While investigating our SD-WAN value proposition with customers, I worked with one client who has Cisco IWAN for 250 branches uses Scrutinizer to monitor it all. I learned from the customer that they had to have the following SD-WAN performance reports.
- Whether the SD-WAN is moving connections appropriately between active connections and properly balancing the load
- Reporting Traffic Control Alerts (TCAs) when one of four metrics reaches a threshold:
- Packet Loss
- Byte Loss
- Which application or DSCP value is seeing the most TCAs
- Which SD-WAN device is triggering Immitigable Events (IMEs). An IME is when a TCA triggers a request for a traffic reroute, but nothing can be done because all alternate connections are seeing performance issues in one or more of the four metrics listed above.
- What interfaces at the branches have the most congestion alarms = TCAs
- Specifically what applications are affected the most by the TCAs?
- Which of the four metrics above are causing those traffic control alerts for each application?
- Is the spike in the metric caused by:
- The local SD-WAN router?
- One or two specific users or all users?
- The service provider (i.e. all users of the application are suffering behind the branch)?
Providing detailed reports on the above depends on the hardware’s ability to send or make available the necessary statistical information. This may not be in the form of flows. Plixer is known for NetFlow, but we have done lots of work in other technologies. Working with Viptela, for example, isn’t a problem because Viptela exports JSON, which our platform can ingest.
But reporting on the above metrics isn’t enough. How can we add even more value? The answer largely involves the ability to pivot when investigating an issue. For example:
- Knowing which application (i.e. DSCP) is struggling is helpful. We can add metadata to display how many users are affected.
- Having the IP address of the users impacted is good. Correlating IPs with usernames is much better.

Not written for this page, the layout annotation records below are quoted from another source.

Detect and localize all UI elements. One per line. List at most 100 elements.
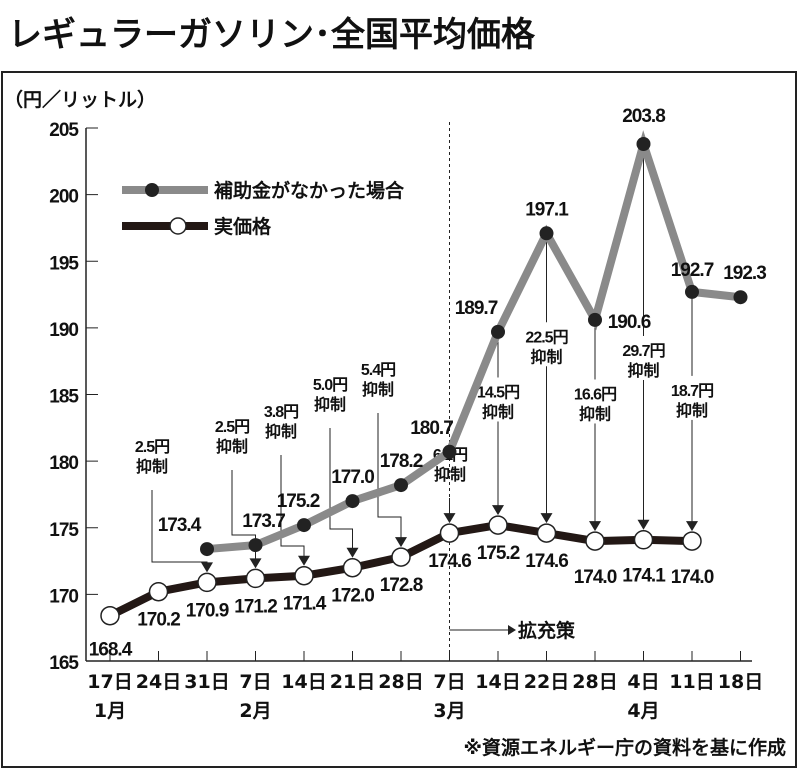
annotation-label: 抑制: [434, 465, 466, 484]
actual-price-value: 174.1: [622, 566, 666, 587]
annotation-leader: [280, 455, 305, 558]
actual-price-value: 172.8: [380, 575, 423, 596]
x-tick-label: 7日: [239, 671, 271, 693]
annotation-leader: [377, 413, 402, 540]
annotation-label: 抑制: [362, 380, 394, 399]
annotation-label: 抑制: [530, 347, 562, 366]
no-subsidy-point: [394, 478, 408, 493]
annotation-label: 抑制: [136, 457, 168, 476]
x-tick-label: 18日: [718, 671, 763, 693]
y-tick-label: 195: [49, 253, 79, 274]
no-subsidy-value: 189.7: [455, 298, 498, 319]
annotation-amount: 29.7円: [622, 342, 664, 360]
no-subsidy-value: 177.0: [331, 467, 374, 488]
no-subsidy-value: 190.6: [608, 312, 651, 333]
x-tick-label: 22日: [524, 671, 569, 693]
x-tick-label: 24日: [136, 671, 181, 693]
legend-label-subsidy: 補助金がなかった場合: [213, 179, 405, 202]
no-subsidy-point: [248, 538, 263, 553]
month-label: 4月: [627, 700, 659, 722]
annotation-amount: 5.4円: [361, 361, 395, 379]
no-subsidy-point: [442, 444, 457, 459]
no-subsidy-value: 192.7: [671, 260, 714, 281]
annotation-arrowhead: [249, 558, 262, 569]
no-subsidy-value: 197.1: [525, 199, 569, 220]
annotation-amount: 22.5円: [525, 328, 567, 346]
x-tick-label: 14日: [281, 671, 326, 693]
chart-frame: [1, 71, 797, 768]
no-subsidy-value: 173.7: [242, 511, 285, 532]
no-subsidy-point: [685, 284, 699, 299]
no-subsidy-point: [345, 494, 360, 509]
annotation-bg: [569, 379, 621, 424]
x-tick-label: 21日: [330, 671, 375, 693]
x-tick-label: 28日: [378, 671, 423, 693]
annotation-leader: [329, 428, 353, 550]
annotation-arrowhead: [443, 513, 456, 524]
actual-price-point: [633, 529, 654, 550]
y-tick-label: 180: [49, 453, 78, 474]
no-subsidy-point: [491, 324, 505, 339]
actual-price-point: [682, 531, 702, 551]
actual-price-value: 170.2: [137, 610, 180, 631]
event-label: 拡充策: [518, 619, 576, 642]
actual-price-value: 174.6: [525, 551, 568, 572]
annotation-amount: 5.0円: [313, 376, 347, 394]
actual-price-value: 174.0: [574, 567, 617, 588]
annotation-arrowhead: [492, 505, 504, 516]
y-tick-label: 190: [49, 320, 78, 341]
annotation-amount: 14.5円: [477, 383, 519, 401]
annotation-amount: 2.5円: [135, 438, 169, 456]
no-subsidy-point: [297, 518, 311, 533]
no-subsidy-point: [588, 312, 602, 327]
no-subsidy-line: [206, 130, 741, 554]
annotation-arrowhead: [686, 521, 698, 532]
no-subsidy-point: [200, 542, 214, 557]
annotation-arrowhead: [540, 513, 553, 524]
actual-price-point: [294, 565, 314, 586]
annotation-label: 抑制: [482, 402, 514, 421]
actual-price-point: [245, 568, 266, 589]
actual-price-value: 174.6: [428, 551, 471, 572]
actual-price-point: [536, 523, 557, 543]
actual-price-point: [585, 531, 605, 551]
y-tick-label: 200: [49, 187, 78, 208]
annotation-arrowhead: [395, 537, 407, 548]
no-subsidy-value: 203.8: [622, 106, 665, 127]
annotation-amount: 3.8円: [264, 403, 298, 421]
annotation-arrowhead: [346, 547, 359, 558]
actual-price-value: 174.0: [671, 567, 714, 588]
annotation-label: 抑制: [314, 395, 346, 414]
annotation-bg: [520, 322, 573, 367]
y-axis-label: （円／リットル）: [4, 88, 156, 111]
y-tick-label: 205: [49, 120, 79, 141]
annotation-amount: 16.6円: [574, 385, 616, 403]
annotation-label: 抑制: [676, 401, 708, 420]
actual-price-point: [342, 557, 363, 578]
annotation-arrowhead: [637, 519, 650, 530]
actual-price-value: 171.4: [283, 594, 327, 615]
legend-label-actual: 実価格: [214, 215, 272, 238]
annotation-amount: 2.5円: [215, 418, 249, 436]
no-subsidy-value: 175.2: [277, 491, 320, 512]
annotation-label: 抑制: [627, 361, 659, 380]
no-subsidy-point: [733, 290, 748, 305]
actual-price-value: 170.9: [186, 600, 229, 621]
annotation-label: 抑制: [265, 422, 297, 441]
annotation-arrowhead: [201, 562, 213, 573]
month-label: 1月: [94, 700, 126, 722]
y-tick-label: 170: [49, 586, 78, 607]
y-tick-label: 165: [49, 653, 79, 674]
month-label: 2月: [239, 700, 271, 722]
chart-title: レギュラーガソリン･全国平均価格: [8, 15, 536, 55]
no-subsidy-point: [539, 226, 554, 241]
actual-price-point: [391, 547, 411, 567]
actual-price-value: 175.2: [477, 543, 520, 564]
x-tick-label: 28日: [572, 671, 617, 693]
annotation-label: 抑制: [216, 437, 248, 456]
legend-marker-subsidy: [145, 183, 159, 197]
actual-price-value: 172.0: [331, 586, 374, 607]
actual-price-point: [148, 581, 169, 602]
annotation-label: 抑制: [579, 404, 611, 423]
actual-price-point: [100, 605, 120, 626]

- Knowing the IP address involved is good. The ability to narrow in on the exact ingress router saves troubleshooting time.
- Knowing the DSCP value is helpful. Knowing all the applications that are marked with that value is better.
- Cross-vendor support allows the partner to tout excellent support for existing customer hardware investments. This is improves end-to-end visibility.
Customers investigating in SD-WAN solutions often want to use their existing monitoring investments. SD-WAN vendors, however, are likely to push an in-house solution. The industry is moving toward open solutions and thankfully there are lots of SD-WAN vendors to choose from.